Binary Semantic Descriptors (BSD). A key element of the work is the representation of individual places. This is based on a simple binary descriptor indicating the presence or otherwise of semantic features. In this initial exploratory work we opted to use two such features: gaps between buildings and road junctions. Both are ubiquitous in urban environments and importantly, can be extracted from many forms of 2-D maps. It also turns out that with suitable training data classifiers can be built to detect the presence of such features in images. As indicated above, we represent a given place by a 4-bit descriptor, indicating the presence (1) or otherwise (0) of a junction in the forwarded and backward directions and a building gaps in the left and right directions. Descriptors can readily be extracted from a vectorised 2-D map (we use OpenStreetMap (OSM)) and estimated from images taken in each direction using binary classifiers (see below). We call these binary semantic descriptors (BSD).

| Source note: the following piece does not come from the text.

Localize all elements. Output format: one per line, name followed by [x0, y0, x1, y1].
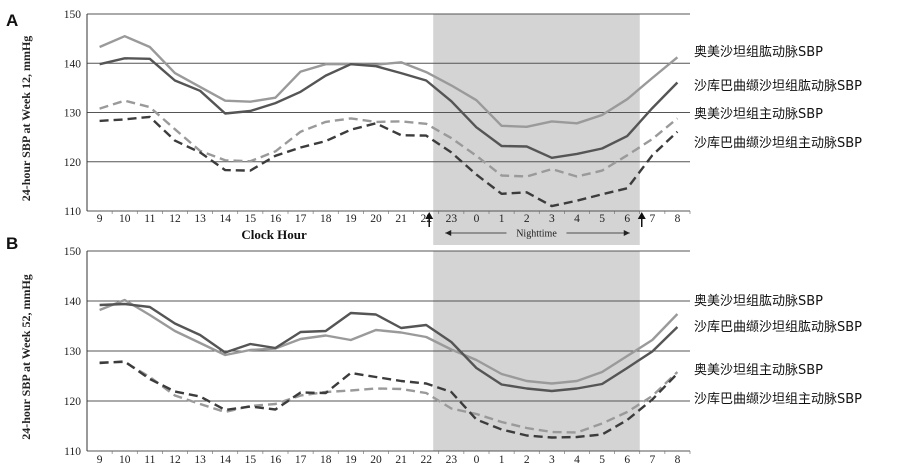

Not surprisingly, such descriptors are not sufficiently discriminative to identify an individual location - many locations will have similar BSDs. This leads to the second key element of our approach. It turns out that if BSDs are computed sequentially along a route (we used regular intervals with approximately 10m spacing), then the binary pattern created by concatenating the BSDs quickly becomes very discriminative. In our case this reflects the fact that the pattern of gaps between buildings and presence of junctions becomes more unique as a route is extended, leading to a unique representation once a certain route length is reached. On average we found this to be around 200m. As illustrated above, such route BSDs are basis of our localisation algorithm - 360 degree images are collected at regular intervals along a route and the concatenation of the BSDs estimated from binary classfiers is compared with groundtruth route BSDs computed from a vectorised 2-D map to give localisation.

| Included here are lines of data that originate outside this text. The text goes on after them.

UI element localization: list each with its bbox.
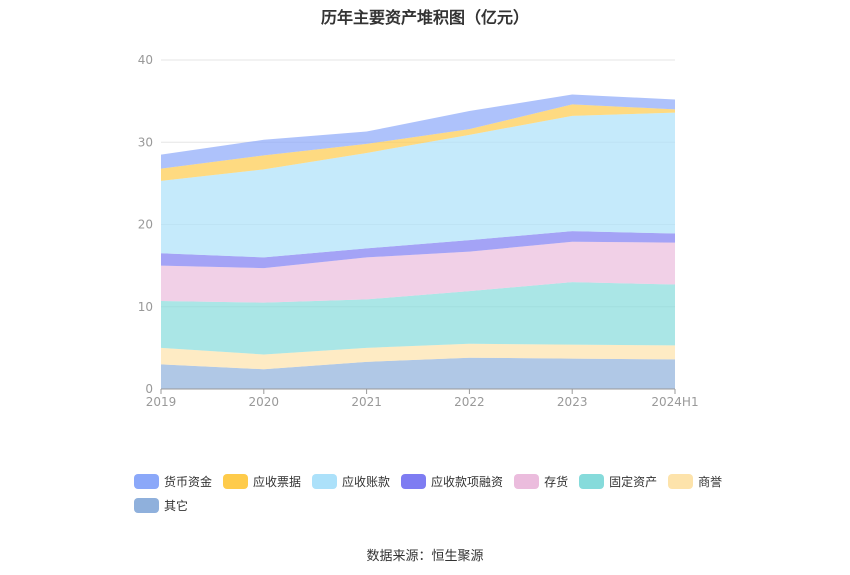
y-tick-label: 40 bbox=[138, 53, 153, 67]
area-其它 bbox=[161, 357, 675, 389]
legend-label: 应收账款 bbox=[342, 474, 391, 489]
axes: 0 10 20 30 40 2019 2020 2021 2022 2023 2024H1 bbox=[138, 53, 699, 409]
legend-swatch bbox=[223, 473, 249, 489]
x-tick-label: 2019 bbox=[146, 395, 177, 409]
legend-item[interactable]: 商誉 bbox=[668, 472, 722, 490]
legend-label: 应收票据 bbox=[253, 474, 302, 489]
area-商誉 bbox=[161, 343, 675, 370]
legend-item[interactable]: 货币资金 bbox=[134, 472, 212, 490]
area-应收票据 bbox=[161, 104, 675, 181]
legend-item[interactable]: 应收票据 bbox=[223, 472, 301, 490]
legend-label: 应收款项融资 bbox=[431, 474, 504, 489]
area-存货 bbox=[161, 241, 675, 303]
legend-label: 固定资产 bbox=[609, 474, 658, 489]
y-tick-label: 10 bbox=[138, 300, 153, 314]
area-固定资产 bbox=[161, 282, 675, 355]
y-tick-label: 30 bbox=[138, 135, 153, 149]
legend-swatch bbox=[312, 473, 338, 489]
y-tick-label: 20 bbox=[138, 218, 153, 232]
legend-item[interactable]: 固定资产 bbox=[579, 472, 657, 490]
x-tick-label: 2023 bbox=[557, 395, 588, 409]
x-tick-label: 2020 bbox=[249, 395, 280, 409]
legend-label: 存货 bbox=[544, 474, 569, 489]
area-series bbox=[161, 94, 675, 389]
legend-item[interactable]: 应收款项融资 bbox=[401, 472, 503, 490]
legend-label: 其它 bbox=[164, 498, 189, 513]
legend-swatch bbox=[579, 473, 605, 489]
legend-label: 商誉 bbox=[698, 474, 723, 489]
legend-item[interactable]: 其它 bbox=[134, 496, 188, 514]
legend-swatch bbox=[134, 497, 159, 513]
legend-swatch bbox=[668, 473, 694, 489]
legend-item[interactable]: 应收账款 bbox=[312, 472, 390, 490]
chart-legend: 货币资金 应收票据 应收账款 应收款项融资 存货 固定资产 商誉其它 bbox=[134, 472, 734, 514]
legend-swatch bbox=[401, 473, 427, 489]
legend-swatch bbox=[134, 473, 159, 489]
data-source-note: 数据来源：恒生聚源 bbox=[366, 549, 484, 564]
area-货币资金 bbox=[161, 94, 675, 169]
x-tick-label: 2024H1 bbox=[651, 395, 698, 409]
legend-label: 货币资金 bbox=[164, 474, 213, 489]
y-tick-label: 0 bbox=[145, 382, 153, 396]
x-tick-label: 2022 bbox=[454, 395, 485, 409]
chart-title: 历年主要资产堆积图（亿元） bbox=[320, 8, 529, 27]
stacked-area-chart: 0 10 20 30 40 2019 2020 2021 2022 2023 2024H1 bbox=[138, 53, 699, 409]
legend-swatch bbox=[514, 473, 540, 489]
legend-item[interactable]: 存货 bbox=[514, 472, 568, 490]
area-应收账款 bbox=[161, 112, 675, 258]
area-应收款项融资 bbox=[161, 231, 675, 269]
x-tick-label: 2021 bbox=[351, 395, 382, 409]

We evaluated the approach using Google Streetview image data and OSM 2-D maps. Full details can be found in the publication given above. In summary, as the graph below illustrates, we found that for a typical urban environment over 80% successful localisation can be achieved after approximately 400m using route BSDs alone and after 200m when combining route BSDs with turn information (left or right turn patterns along a route - note that turn patterns alone provided very little localisation information). An example of successful localisation can be scene in the video, where the orange circle indicates the groundtruth location and the changing colours indicate estimates of location certainty, with red representing high certainty. Note that once localisation is confirmed, then the route length can be fixed and the successful additioon/removal of BSds enables localisation to continue in real-time.